A body revolves with constant speed v in a circular path of radius r. the magnitude of its average acceleration during motion between two points in diametrically opposite direction is

To find the magnitude of the average acceleration of a body moving with constant speed \( v \) in a circular path of radius \( r \) between two points that are diametrically opposite, we can follow these steps: ### Step 1: Understand the motion The body is in uniform circular motion, meaning it travels around a circular path with a constant speed. The points in question are diametrically opposite, which means they are on opposite ends of the diameter of the circle. ### Step 2: Define initial and final velocities Let’s denote the initial velocity vector when the body is at point A (let's say at the top of the circle) as: \[ \vec{v_i} = v \hat{j} \] And the final velocity vector when the body reaches point B (at the bottom of the circle) as: \[ \vec{v_f} = -v \hat{j} \] ### Step 3: Calculate the change in velocity The change in velocity \( \Delta \vec{v} \) can be calculated as: \[ \Delta \vec{v} = \vec{v_f} - \vec{v_i} = (-v \hat{j}) - (v \hat{j}) = -2v \hat{j} \] ### Step 4: Determine the time interval The time taken to move from point A to point B is half the time period of the circular motion.
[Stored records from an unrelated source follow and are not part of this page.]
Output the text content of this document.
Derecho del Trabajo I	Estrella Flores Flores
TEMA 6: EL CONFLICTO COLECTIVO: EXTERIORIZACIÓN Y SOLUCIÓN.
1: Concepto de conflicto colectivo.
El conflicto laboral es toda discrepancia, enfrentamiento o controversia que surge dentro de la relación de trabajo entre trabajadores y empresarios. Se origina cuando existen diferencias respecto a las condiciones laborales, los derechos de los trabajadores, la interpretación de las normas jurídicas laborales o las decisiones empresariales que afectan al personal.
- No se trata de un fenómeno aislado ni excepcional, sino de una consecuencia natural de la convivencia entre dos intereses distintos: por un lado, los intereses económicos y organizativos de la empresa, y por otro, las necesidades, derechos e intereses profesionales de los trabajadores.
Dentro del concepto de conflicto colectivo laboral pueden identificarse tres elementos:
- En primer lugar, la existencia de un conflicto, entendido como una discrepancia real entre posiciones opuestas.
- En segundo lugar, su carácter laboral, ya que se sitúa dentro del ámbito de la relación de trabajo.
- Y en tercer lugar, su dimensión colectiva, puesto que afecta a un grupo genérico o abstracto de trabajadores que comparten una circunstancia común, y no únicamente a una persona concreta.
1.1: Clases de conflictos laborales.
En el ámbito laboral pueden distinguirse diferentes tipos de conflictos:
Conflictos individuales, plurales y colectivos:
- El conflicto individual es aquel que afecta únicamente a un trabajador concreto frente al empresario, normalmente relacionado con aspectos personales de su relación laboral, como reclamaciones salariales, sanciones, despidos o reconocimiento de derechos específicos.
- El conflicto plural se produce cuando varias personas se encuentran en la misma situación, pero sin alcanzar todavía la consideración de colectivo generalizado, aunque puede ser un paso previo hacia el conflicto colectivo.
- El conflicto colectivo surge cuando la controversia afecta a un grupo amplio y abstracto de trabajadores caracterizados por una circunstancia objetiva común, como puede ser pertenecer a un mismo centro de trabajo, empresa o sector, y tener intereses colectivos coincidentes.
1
The time period \( T \) for one complete revolution is given by: \[ T = \frac{2\pi r}{v} \] Thus, the time interval \( \Delta t \) for half a revolution is: \[ \Delta t = \frac{T}{2} = \frac{2\pi r}{2v} = \frac{\pi r}{v} \] ### Step 5: Calculate average acceleration Average acceleration \( \vec{a_{avg}} \) is defined as the change in velocity divided by the time interval: \[ \vec{a_{avg}} = \frac{\Delta \vec{v}}{\Delta t} = \frac{-2v \hat{j}}{\frac{\pi r}{v}} = \frac{-2v^2 \hat{j}}{\pi r} \] ### Step 6: Find the magnitude of average acceleration The magnitude of the average acceleration \( a_{avg} \) is: \[ a_{avg} = \left| \frac{-2v^2}{\pi r} \right| = \frac{2v^2}{\pi r} \] ### Conclusion Thus, the magnitude of the average acceleration during the motion between two diametrically opposite points is: \[ \boxed{\frac{2v^2}{\pi r}} \] ---